Where to start with Doris Lessing

The catalog gives us only the long Notebook — read it slowly, by colour, and the structure stops being a wall.

Who this is for

You have heard The Golden Notebook called one of the great novels of post-war Britain and of feminism, you have looked at the multi-coloured notebook structure and put it back down, and you want a strategy that lets you meet Lessing through the structure rather than against it.
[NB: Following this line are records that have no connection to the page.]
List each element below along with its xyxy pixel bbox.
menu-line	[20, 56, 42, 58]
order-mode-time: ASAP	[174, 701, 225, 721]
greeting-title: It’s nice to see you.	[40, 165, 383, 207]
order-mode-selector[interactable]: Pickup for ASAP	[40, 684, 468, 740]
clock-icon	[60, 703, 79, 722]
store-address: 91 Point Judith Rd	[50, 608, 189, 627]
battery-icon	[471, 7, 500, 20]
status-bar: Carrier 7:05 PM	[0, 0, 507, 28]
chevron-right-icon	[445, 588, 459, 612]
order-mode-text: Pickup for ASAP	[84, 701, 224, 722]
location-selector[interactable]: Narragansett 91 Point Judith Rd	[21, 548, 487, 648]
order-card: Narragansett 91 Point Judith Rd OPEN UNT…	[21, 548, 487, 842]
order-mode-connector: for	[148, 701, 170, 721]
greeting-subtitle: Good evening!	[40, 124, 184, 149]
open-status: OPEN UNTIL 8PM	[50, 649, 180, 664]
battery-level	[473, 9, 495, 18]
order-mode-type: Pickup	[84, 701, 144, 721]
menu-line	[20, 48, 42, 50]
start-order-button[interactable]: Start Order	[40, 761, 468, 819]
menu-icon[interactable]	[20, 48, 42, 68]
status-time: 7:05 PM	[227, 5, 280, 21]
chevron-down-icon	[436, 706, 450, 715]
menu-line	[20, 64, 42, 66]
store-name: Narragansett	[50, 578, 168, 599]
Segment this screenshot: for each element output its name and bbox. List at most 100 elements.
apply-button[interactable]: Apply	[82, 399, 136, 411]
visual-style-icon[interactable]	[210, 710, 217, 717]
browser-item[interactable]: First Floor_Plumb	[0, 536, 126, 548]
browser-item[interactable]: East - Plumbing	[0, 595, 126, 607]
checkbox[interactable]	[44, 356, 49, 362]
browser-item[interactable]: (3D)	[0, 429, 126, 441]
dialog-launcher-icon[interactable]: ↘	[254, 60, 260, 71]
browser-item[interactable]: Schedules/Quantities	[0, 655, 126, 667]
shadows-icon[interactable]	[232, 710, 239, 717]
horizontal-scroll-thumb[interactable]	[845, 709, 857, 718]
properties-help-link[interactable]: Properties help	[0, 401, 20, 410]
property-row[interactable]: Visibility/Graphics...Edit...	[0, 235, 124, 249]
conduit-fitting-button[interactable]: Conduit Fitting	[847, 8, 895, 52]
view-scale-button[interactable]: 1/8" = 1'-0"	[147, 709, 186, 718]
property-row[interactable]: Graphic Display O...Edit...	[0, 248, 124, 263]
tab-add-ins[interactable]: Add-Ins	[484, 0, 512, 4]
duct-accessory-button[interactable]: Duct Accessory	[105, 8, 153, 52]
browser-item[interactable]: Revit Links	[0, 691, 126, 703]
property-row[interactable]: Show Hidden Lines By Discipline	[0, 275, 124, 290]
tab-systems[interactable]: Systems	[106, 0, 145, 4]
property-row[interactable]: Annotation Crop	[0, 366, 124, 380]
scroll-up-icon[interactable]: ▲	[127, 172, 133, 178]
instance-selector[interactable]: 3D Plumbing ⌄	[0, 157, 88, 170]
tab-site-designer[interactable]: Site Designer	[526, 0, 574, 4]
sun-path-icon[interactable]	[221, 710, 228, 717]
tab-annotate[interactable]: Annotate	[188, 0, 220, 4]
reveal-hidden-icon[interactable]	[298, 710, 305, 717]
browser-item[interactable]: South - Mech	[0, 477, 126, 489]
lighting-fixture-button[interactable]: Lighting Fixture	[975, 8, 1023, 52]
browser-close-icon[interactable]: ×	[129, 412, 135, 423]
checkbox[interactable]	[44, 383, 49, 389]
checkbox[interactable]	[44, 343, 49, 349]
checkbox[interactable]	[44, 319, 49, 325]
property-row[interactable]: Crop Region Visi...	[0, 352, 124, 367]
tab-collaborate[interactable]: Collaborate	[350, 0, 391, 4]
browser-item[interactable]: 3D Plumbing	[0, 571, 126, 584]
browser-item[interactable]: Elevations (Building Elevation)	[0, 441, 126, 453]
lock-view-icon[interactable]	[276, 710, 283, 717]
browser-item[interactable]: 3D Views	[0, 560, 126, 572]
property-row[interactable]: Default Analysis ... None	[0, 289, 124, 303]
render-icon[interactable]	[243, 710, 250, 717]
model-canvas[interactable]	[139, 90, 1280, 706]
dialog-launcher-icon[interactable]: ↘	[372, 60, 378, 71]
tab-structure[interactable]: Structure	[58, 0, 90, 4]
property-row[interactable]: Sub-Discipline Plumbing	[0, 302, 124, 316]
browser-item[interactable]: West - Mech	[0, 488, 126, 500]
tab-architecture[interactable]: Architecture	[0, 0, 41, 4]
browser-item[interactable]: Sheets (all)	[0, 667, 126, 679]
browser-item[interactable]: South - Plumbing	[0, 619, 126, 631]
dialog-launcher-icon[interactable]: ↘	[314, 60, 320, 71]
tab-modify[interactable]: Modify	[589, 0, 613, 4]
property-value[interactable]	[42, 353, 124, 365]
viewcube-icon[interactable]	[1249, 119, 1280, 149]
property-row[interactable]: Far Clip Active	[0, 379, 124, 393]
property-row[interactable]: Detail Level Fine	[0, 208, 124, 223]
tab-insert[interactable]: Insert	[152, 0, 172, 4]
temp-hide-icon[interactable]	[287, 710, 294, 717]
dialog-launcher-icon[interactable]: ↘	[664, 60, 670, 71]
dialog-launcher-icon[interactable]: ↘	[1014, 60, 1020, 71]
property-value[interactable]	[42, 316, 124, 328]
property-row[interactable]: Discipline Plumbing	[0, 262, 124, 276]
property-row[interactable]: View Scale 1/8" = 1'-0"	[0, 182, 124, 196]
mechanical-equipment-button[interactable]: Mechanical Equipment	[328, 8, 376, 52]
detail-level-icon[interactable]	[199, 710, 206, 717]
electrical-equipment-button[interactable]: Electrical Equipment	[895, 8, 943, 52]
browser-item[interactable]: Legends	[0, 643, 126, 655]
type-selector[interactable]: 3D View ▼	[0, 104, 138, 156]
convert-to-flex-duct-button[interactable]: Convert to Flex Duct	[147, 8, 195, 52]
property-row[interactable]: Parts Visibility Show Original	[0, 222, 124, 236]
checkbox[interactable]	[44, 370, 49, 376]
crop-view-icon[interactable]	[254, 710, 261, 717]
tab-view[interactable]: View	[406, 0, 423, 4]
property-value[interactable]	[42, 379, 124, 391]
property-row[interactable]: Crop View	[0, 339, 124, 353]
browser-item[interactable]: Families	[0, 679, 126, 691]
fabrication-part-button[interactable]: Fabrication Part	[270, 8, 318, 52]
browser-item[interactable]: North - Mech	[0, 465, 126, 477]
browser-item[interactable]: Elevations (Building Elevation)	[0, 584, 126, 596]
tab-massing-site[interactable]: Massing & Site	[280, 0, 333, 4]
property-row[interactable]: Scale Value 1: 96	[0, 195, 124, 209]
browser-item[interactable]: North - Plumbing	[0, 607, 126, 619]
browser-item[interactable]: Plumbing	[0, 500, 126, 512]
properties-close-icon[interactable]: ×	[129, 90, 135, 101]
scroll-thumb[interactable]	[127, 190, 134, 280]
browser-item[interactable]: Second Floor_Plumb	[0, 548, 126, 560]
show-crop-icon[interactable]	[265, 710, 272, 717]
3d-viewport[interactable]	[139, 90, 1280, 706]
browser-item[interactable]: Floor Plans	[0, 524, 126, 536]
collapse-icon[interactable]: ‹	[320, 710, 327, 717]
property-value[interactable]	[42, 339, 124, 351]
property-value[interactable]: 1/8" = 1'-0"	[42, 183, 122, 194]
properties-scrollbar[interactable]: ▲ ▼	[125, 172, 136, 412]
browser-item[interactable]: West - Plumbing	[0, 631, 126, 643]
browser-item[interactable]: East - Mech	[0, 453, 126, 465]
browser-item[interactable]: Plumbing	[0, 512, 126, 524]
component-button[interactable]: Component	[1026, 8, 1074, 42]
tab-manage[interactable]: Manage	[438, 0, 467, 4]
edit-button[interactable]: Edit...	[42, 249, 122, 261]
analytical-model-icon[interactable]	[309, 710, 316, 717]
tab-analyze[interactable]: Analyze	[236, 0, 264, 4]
What this path saves you from

Reading The Golden Notebook at normal novel pace, getting confused by the frame novel and the four notebooks and the eventual fifth, and concluding Lessing's structure is a gimmick. Or reading the book through its sixties feminism reception and missing that the politics are inside a wider argument about how a woman writer organises her life when none of the available forms fit.

The reading path

  1. The Grass Is Singing (coming soon) — Lessing's short first novel about colonial Rhodesia — the textbook gentler ramp into her sentences before the multi-coloured architecture of the Notebook arrives.
  2. The Golden Notebook — Read the frame novel — Free Women — alongside the four notebooks. Black is the writer notebook. Red is the politics. Yellow is the fictional re-writing of the life. Blue is the diary. Read slowly. The fifth notebook — the gold one — is what the structure was always working toward.

Why this order

Lessing built The Golden Notebook as a formal answer to the question of how a woman writer organises her own consciousness when none of the available forms — political, sexual, professional — fit, and the structure is the argument; reading it as a normal novel is reading the wrong book.

Held back, and why

  1. Grass Is Singing — Lessing's short first novel about colonial Rhodesia. The textbook gentler ramp into her sentences. Not in this catalog yet.
  2. Children Of Violence — The five-novel Martha Quest sequence — Lessing's long autobiographical project. Save it; it rewards a reader who already trusts her at length.